This code was used only for intitial iteration of the experiments but for the later stages of the project the threshold was set to 0 to not filter any data out. We kept this because we thoguht it could be interesting to have available.

In [None]:
def analyze_video_quality(results_dict, threshold=0.999999, num_samples=10):
    """
    Analyze video quality based on mean probability threshold.

    Args:
        results_dict (dict): Dictionary from process_videos_dict_with_center_expansion
        threshold (float): Threshold for high quality classification
        num_samples (int): Number of low quality videos to sample
    """
    # Separate videos into high and low quality
    high_quality = {}
    low_quality = {}

    for path, data in results_dict.items():
        if data['mean_probability'] >= threshold:
            high_quality[path] = data['mean_probability']
        else:
            low_quality[path] = data['mean_probability']

    # Print results
    print(f"High quality videos (score >= {threshold}): {len(high_quality)}")
    print(f"Low quality videos (score < {threshold}): {len(low_quality)}")

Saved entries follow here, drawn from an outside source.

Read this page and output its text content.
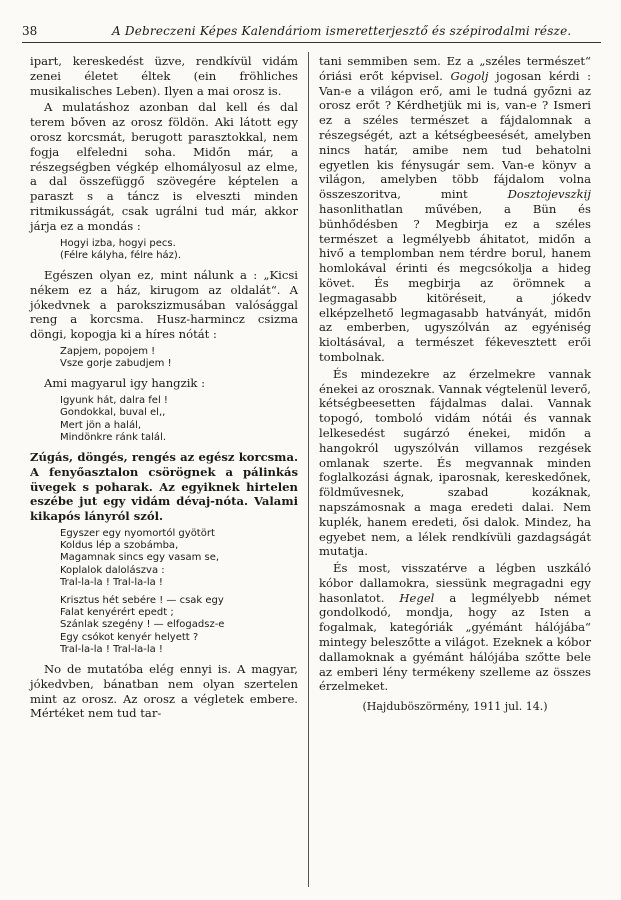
38	A Debreczeni Képes Kalendáriom ismeretterjesztő és szépirodalmi része.

ipart, kereskedést üzve, rendkívül vidám zenei életet éltek (ein fröhliches musikalisches Leben). Ilyen a mai orosz is.

A mulatáshoz azonban dal kell és dal terem bőven az orosz földön. Aki látott egy orosz korcsmát, berugott parasztokkal, nem fogja elfeledni soha. Midőn már, a részegségben végkép elhomályosul az elme, a dal összefüggő szövegére képtelen a paraszt s a táncz is elveszti minden ritmikusságát, csak ugrálni tud már, akkor járja ez a mondás :

Hogyi izba, hogyi pecs.
(Félre kályha, félre ház).

Egészen olyan ez, mint nálunk a : „Kicsi nékem ez a ház, kirugom az oldalát“. A jókedvnek a parokszizmusában valósággal reng a korcsma. Husz-harmincz csizma döngi, kopogja ki a híres nótát :

Zapjem, popojem !
Vsze gorje zabudjem !

Ami magyarul igy hangzik :

Igyunk hát, dalra fel !
Gondokkal, buval el,,
Mert jön a halál,
Mindönkre ránk talál.

Zúgás, döngés, rengés az egész korcsma. A fenyőasztalon csörögnek a pálinkás üvegek s poharak. Az egyiknek hirtelen eszébe jut egy vidám dévaj-nóta. Valami kikapós lányról szól.

Egyszer egy nyomortól gyötört
Koldus lép a szobámba,
Magamnak sincs egy vasam se,
Koplalok dalolászva :
Tral-la-la ! Tral-la-la !
Krisztus hét sebére ! — csak egy
Falat kenyérért epedt ;
Szánlak szegény ! — elfogadsz-e
Egy csókot kenyér helyett ?
Tral-la-la ! Tral-la-la !

No de mutatóba elég ennyi is. A magyar, jókedvben, bánatban nem olyan szertelen mint az orosz. Az orosz a végletek embere. Mértéket nem tud tar-

tani semmiben sem. Ez a „széles természet“ óriási erőt képvisel. Gogolj jogosan kérdi : Van-e a világon erő, ami le tudná győzni az orosz erőt ? Kérdhetjük mi is, van-e ? Ismeri ez a széles természet a fájdalomnak a részegségét, azt a kétségbeesését, amelyben nincs határ, amibe nem tud behatolni egyetlen kis fénysugár sem. Van-e könyv a világon, amelyben több fájdalom volna összeszoritva, mint	Dosztojevszkij hasonlithatlan művében, a Bün és bünhődésben ? Megbirja ez a széles természet a legmélyebb áhitatot, midőn a hivő a templomban nem térdre borul, hanem homlokával érinti és megcsókolja a hideg követ. És megbirja az örömnek a legmagasabb kitöréseit, a jókedv elképzelhető legmagasabb hatványát, midőn az emberben, ugyszólván az egyéniség kioltásával, a természet fékevesztett erői tombolnak.

És mindezekre az érzelmekre vannak énekei az orosznak. Vannak végtelenül leverő, kétségbeesetten fájdalmas dalai. Vannak topogó, tomboló vidám nótái és vannak lelkesedést sugárzó énekei, midőn a hangokról ugyszólván villamos rezgések omlanak szerte. És megvannak minden foglalkozási ágnak, iparosnak, kereskedőnek, földművesnek, szabad kozáknak, napszámosnak a maga eredeti dalai. Nem kuplék, hanem eredeti, ősi dalok. Mindez, ha egyebet nem, a lélek rendkívüli gazdagságát mutatja.

És most, visszatérve a légben uszkáló kóbor dallamokra, siessünk megragadni egy hasonlatot. Hegel a legmélyebb német gondolkodó, mondja, hogy az Isten a fogalmak, kategóriák „gyémánt hálójába“ mintegy beleszőtte a világot. Ezeknek a kóbor dallamoknak a gyémánt hálójába szőtte bele az emberi lény termékeny szelleme az összes érzelmeket.

(Hajduböszörmény, 1911 jul. 14.)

    # Sample low quality videos if any exist
    sample_size = min(num_samples, len(low_quality))
    if sample_size > 0:
        print(f"\nSample of lowest scoring videos (path, score):")
        import random
        sampled_items = random.sample(list(low_quality.items()), sample_size)
        for path, score in sampled_items:
            print(f"{Path(path).name}: {score:.10f}")

def filter_high_quality_videos(results_dict, threshold=0.0):
    """
    Filter the results dictionary to keep only high quality videos.
    Note: Using threshold=0.0 to keep all videos as described in paper methodology.

    Args:
        results_dict (dict): Dictionary from process_videos_dict_with_center_expansion
        threshold (float): Threshold for high quality classification

    Returns:
        dict: Filtered dictionary containing only high quality videos
    """
    high_quality_dict = {
        path: data
        for path, data in results_dict.items()
        if data['mean_probability'] >= threshold
    }

    print(f"Original number of videos: {len(results_dict)}")
    print(f"Number of videos kept (score >= {threshold}): {len(high_quality_dict)}")
    print(f"Number of videos removed: {len(results_dict) - len(high_quality_dict)}")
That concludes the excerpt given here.